Tag Archives: pesticides and cancer risk

Can eating fruits and vegetables be hazardous to your health?

Canada’s Globe and Mail published an article about a Canadian Cancer Society conference bringing leading scientists around the world to advise on whether restrictions should be imposed on spraying of pesticides on agricultural land.  The premise is that the large amounts of bug and weed sprays used on farmland may pose a heightened risk of several types of cancer for farmers, their rural neighbours and to all of us who eat foods containing pesticide residues.  Cosmetic use of pesticides on lawns and gardens is already restricted in some Canadian provinces and municipalities.  The article quotes Connie Moase, with the Pest Management Regulatory Agency, Health Canada’s watchdog: “In terms of any risk, health risk, Health Canada will only approve pesticides that do not pose a health risk, provided that the label directions are followed.”
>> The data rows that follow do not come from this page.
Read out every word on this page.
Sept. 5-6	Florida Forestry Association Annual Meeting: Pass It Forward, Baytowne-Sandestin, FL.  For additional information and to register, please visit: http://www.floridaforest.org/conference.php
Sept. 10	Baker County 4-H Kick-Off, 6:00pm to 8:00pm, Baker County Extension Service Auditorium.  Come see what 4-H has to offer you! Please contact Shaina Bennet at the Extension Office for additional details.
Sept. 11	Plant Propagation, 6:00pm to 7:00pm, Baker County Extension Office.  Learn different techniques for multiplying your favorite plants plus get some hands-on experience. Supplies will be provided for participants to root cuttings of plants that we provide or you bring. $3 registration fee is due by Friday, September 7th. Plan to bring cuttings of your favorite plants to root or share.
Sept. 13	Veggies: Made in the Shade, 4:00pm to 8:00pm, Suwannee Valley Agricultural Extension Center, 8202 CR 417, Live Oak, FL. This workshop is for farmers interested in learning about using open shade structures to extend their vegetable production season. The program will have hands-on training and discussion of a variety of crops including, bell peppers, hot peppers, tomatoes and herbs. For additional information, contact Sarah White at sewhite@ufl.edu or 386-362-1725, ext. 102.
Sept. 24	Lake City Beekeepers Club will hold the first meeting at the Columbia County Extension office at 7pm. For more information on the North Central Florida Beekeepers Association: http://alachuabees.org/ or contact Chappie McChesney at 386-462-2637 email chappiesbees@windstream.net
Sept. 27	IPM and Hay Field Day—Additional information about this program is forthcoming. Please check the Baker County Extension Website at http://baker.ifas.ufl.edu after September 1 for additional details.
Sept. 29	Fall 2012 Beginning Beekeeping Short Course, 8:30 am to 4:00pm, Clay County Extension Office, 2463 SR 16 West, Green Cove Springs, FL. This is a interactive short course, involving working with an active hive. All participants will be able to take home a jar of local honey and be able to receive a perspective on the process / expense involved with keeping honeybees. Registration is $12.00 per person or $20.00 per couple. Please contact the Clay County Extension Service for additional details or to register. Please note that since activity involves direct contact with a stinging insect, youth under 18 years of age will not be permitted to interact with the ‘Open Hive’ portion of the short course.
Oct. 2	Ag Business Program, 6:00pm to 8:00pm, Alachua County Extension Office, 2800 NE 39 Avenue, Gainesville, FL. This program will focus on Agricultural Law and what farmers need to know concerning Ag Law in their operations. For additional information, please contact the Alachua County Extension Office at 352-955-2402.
I found the article especially interesting because it highlights so many dilemmas and barriers that get in the way of making a clearly informed, sustainable choice:

  • Are organically grown foods a better option than pesticide sprayed food that is cheaper to grow, with significantly higher yields, making it more readily available and affordable;
  • Should we now be eating less fruits and vegetables because of the potential health risks or do the benefits outweigh the pesticide exposure risk?
  • Given the apparent magnitude of the relative risks of pesticides used on lawns and gardens versus agricultural lands, why is the former banned and the latter not?  Is it simply a case of picking the low-hanging fruit versus tackling an area mired with controversy and inherently more serious trade-offs?
  • Do we accept the government’s assertions that approved pesticides are tested extensively and are not a health risk at the exposure levels when used as directed?
  • Or do we side with those groups who oppose the use of pesticides, who remind us that “these are strong poisons designed to kill if used as directed”.
  • Should we be concerned about what happens if directions for use on the labels are not followed exactly?
  • Can pesticide evaluations conducted on one chemical at a time account for unforeseen and untested real-life interactions between the variety of chemicals used on any given farm?
  • Should we trust the results of epidemiological studies linking pesticide use to higher incidence of cancers in farmers seriously, or can we safely discount them as “circumstantial evidence” that may actually be due to other risk factors?
  • Can we truly trust the results of testing on mice and rats, in experiments funded by the pesticide industry?

Etc. etc. etc.  You gotta read the article and form your own opinion— ‘cause my brain hurts.  It’s not easy being “sustainable”.